Geschäftspartner zu kulturellen oder sportlichen Veranstaltungen einzuladen oder ihnen Geschenke zu machen, ist in der Geschäftswelt eine gängige Praxis. Solche Aufmerksamkeiten können beim Empfänger zu einkommensteuerpflichtigen Einnahmen führen. Müsste der Empfänger aber den Wert der Einladung bzw. des Geschenks versteuern, wäre der Zweck verfehlt. Deshalb darf der Schenkende die Einkommensteuer, die auf das Geschenk entfällt, übernehmen. In einem solchen Fall wird die Steuer bei ihm mit 30 % pauschal erhoben.

Wenn die Kosten für Geschenke an Geschäftsfreunde 35,00 € pro Empfänger und Wirtschaftsjahr übersteigen, sind sie nicht als Betriebsausgabe abziehbar. Mit dieser Regelung will der Fiskus verhindern, dass Steuerpflichtige unangemessene Repräsentationsaufwendungen abziehen.

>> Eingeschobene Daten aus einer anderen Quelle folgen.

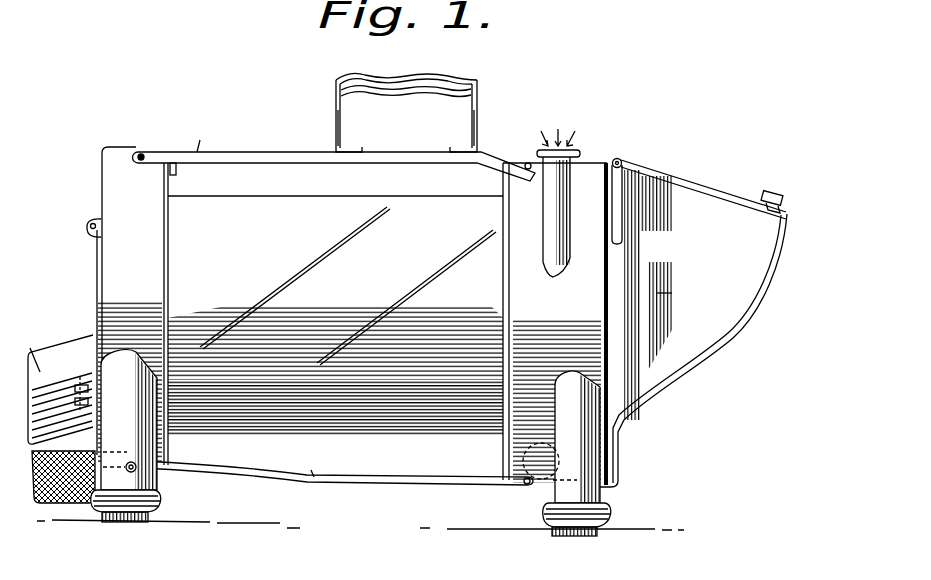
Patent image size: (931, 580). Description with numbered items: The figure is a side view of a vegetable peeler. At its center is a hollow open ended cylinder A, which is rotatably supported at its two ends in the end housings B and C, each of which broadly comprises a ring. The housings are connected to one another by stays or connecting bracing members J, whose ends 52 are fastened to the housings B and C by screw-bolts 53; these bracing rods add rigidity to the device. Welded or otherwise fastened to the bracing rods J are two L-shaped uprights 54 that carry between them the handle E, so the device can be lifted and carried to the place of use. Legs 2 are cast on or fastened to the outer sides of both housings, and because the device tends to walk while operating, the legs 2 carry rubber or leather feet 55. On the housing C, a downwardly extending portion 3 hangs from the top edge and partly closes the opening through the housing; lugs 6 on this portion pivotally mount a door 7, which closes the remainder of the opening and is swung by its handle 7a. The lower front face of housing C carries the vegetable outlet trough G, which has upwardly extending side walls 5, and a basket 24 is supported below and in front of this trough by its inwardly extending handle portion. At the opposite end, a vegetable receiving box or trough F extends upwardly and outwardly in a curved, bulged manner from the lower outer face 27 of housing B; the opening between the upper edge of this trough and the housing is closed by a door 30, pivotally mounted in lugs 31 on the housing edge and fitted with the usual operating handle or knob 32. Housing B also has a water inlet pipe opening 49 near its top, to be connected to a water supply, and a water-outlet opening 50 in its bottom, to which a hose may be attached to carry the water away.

The legs 2 is at (161, 500).
The downwardly extending portion 3 is at (101, 190).
The side walls 5 is at (50, 405).
The lugs 6 is at (87, 222).
The door 7 is at (96, 286).
The handle 7a is at (73, 385).
The basket 24 is at (76, 505).
The lower outer face 27 is at (617, 451).
The door 30 is at (700, 183).
The lugs 31 is at (622, 163).
The operating handle or knob 32 is at (772, 193).
The water inlet pipe opening 49 is at (579, 150).
The water-outlet opening 50 is at (537, 490).
The ends 52 is at (268, 157).
The screw-bolts 53 is at (142, 152).
The L-shaped uprights 54 is at (335, 115).
The rubber or leather feet 55 is at (143, 522).
The hollow open ended cylinder A is at (335, 315).
The end housing B is at (555, 324).
The end housing C is at (138, 272).
The handle E is at (406, 112).
The vegetable receiving box or trough F is at (693, 328).
The vegetable outlet trough G is at (60, 383).
The stays or connecting bracing members J is at (253, 297).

Mit Urteil vom 30.03.2017 hat der Bundesfinanzhof (BFH) entschieden, dass der Schenker nicht zum Betriebsausgabenabzug berechtigt ist, wenn er die Pauschalsteuer in Höhe von 30 % übernimmt und die Steuer einschließlich der Kosten für das Geschenk die relevante Grenze von 35,00 € übersteigt. Im Urteilsfall hatte ein Konzertveranstalter in großem Umfang Freikarten an Geschäftspartner verteilt. Soweit diesen dadurch steuerpflichtige Einnahmen zugeflossen waren, hatte er pauschale Einkommensteuer auf die Freikarten an das Finanzamt abgeführt.

Diese Steuer beurteilte der BFH nun als weiteres Geschenk – mit der Folge, dass sie das steuerliche Schicksal der Zuwendung (hier der Freikarten) teilt. Zählt die verschenkte Freikarte zum unangemessenen Repräsentationsaufwand, müsse das auch für die übernommene Steuer gelten, so der BFH. Ein Betriebsausgabenabzug kommt danach nicht in Betracht, wenn der Wert des Geschenks und die Summe der dafür anfallenden Pauschalsteuer zusammengenommen über der 35,00-€-Grenze liegen. Damit ist das Abzugsverbot auch dann anzuwenden, wenn diese Betragsgrenze erst aufgrund der Höhe der Pauschalsteuer überschritten wird.

Steuerpflichtige sollten daher immer daran denken, bei der Berechnung der 35,00-€-Grenze die pauschale Steuer zu berücksichtigen, wenn sie die Steuer für ihren Geschäftsfreund im Wege der Pauschalierung übernehmen wollen.